The Pennsylvania Railroad trains left Pittsburgh at scheduled time on the morning of May 31. The New York and Chicago Limited (No. 2) departed for the east at 7:15 a.m. The Day Express (No. 8), in two sections, left at 8:10. By the time that these trains had entered the Conemaugh Valley, slides had been reported on the track at Cambria City, between East Conemaugh and Mineral Point and east at Lilly. … the slides were serious enough to demand the attention of the officials of the Pittsburgh Division of the railroad. Assistant Superintendent Trump, the assistant engineer, the division operator, and the master carpenter left Pittsburgh with a crew at eleven o’clock. By 3 p.m. they had arrived at East Conemaugh. At one o’clock, Robert Pitcairn, the division superintendent, left for the Conemaugh Valley; his party had only reached Sang Hollow by four o’clock in the afternoon.48
The passengers and officials of the railroad saw that Johnstown was under water. By the time that assistant-superintendent Trump reached Johnstown the water in the channel of the Big Conemaugh had reached the level of the spring line of the arches of the stone bridge. The slide over the track at Cambria City already had been cleared away. In the lower part of town, people waved to the railroad men from the second story of their homes. The debris from the boom of the Johnstown Lumber Company was piling against the piers of the bridge but the members of the work train, which stood just west of the stone bridge, kept pushing the logs and timber into the current. When Trump stopped for a few minutes at the Johnstown station, the freight agent told him that Agent Deckert at South Fork had telegraphed that the dam would surely break. The agent at Johnstown told Trump that people in town had been warned of the impending danger. 49
Two Johnstown men, Alexander Adair and Richard Eyre, had gone to Cambria City in the morning to inspect some houses which they owned in the borough. At 2:10 p.m. they started back to Johnstown, walking along the railroad track since the Cambria City bridge had already fallen. As they passed a freight train, going west, the engineer called to the men, telling them that East Conemaugh had been warned that the South Fork Dam might break at any moment. The engineer asked the men to warn the people to “fly to the hills.” Greatly alarmed the men descended into the first street of Cambria City, bordering the railroad, to spread the warning.
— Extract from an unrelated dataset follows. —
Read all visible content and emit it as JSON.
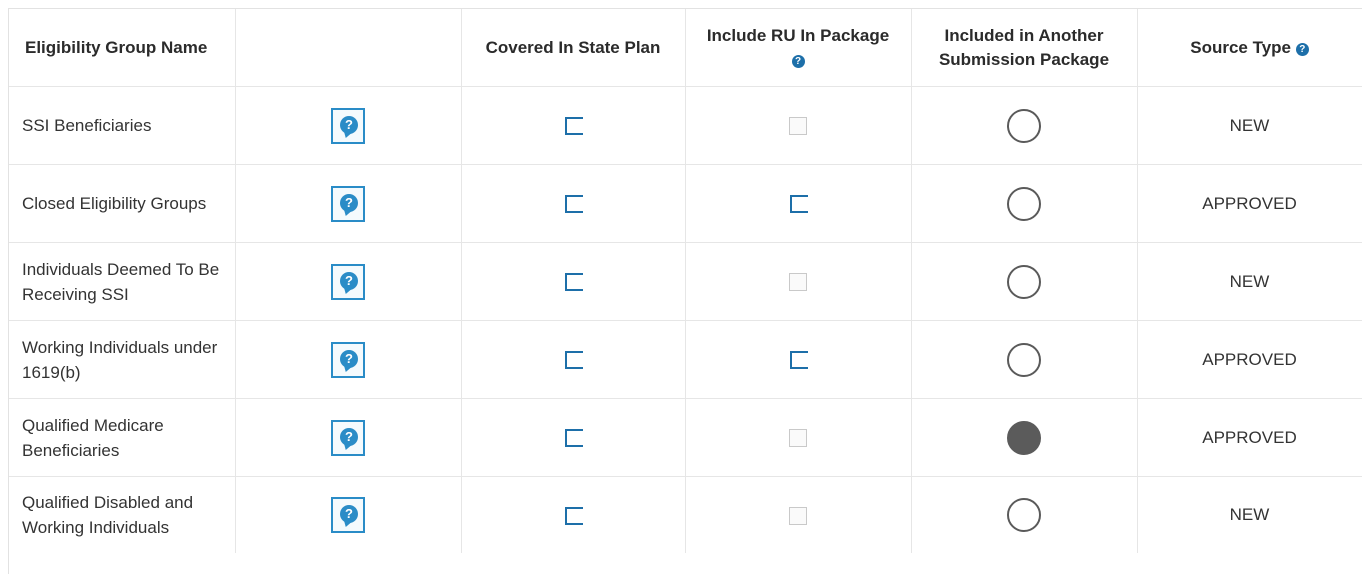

Apathetic natives told the men that they heard that warning before. Meeting the burgess of Cambria City, the men repeated their warning. The official promised to send further alarm into the village. When Adair and Eyre reached the end of the stone bridge they met Squire Bland of Millville who told them he also had received the news from East Conemaugh. Another man in the party said that two messages had been received at East Conemaugh. The trip that the Johnstown men had made into Cambria City had delayed their return somewhat. Conversations with men along the way had made them later. At 3:15 p.m. Adair and his partner were standing on the stone bridge. At that very moment, the tragedy of the Conemaugh began. Johnstowners had nearly an hour left in which to run to the hills. The telephone warning went out at 3:15, but the dozen subscribers of the new system were already marooned; and in Johnstown streets stood from four to ten feet of water to impede the escape of the apprehensive natives.50
Excerpt from Nathan Daniel Shappee, History of Johnstown, Unpublished doctoral dissertation, University of Pittsburgh, 1940. Pages 248–253.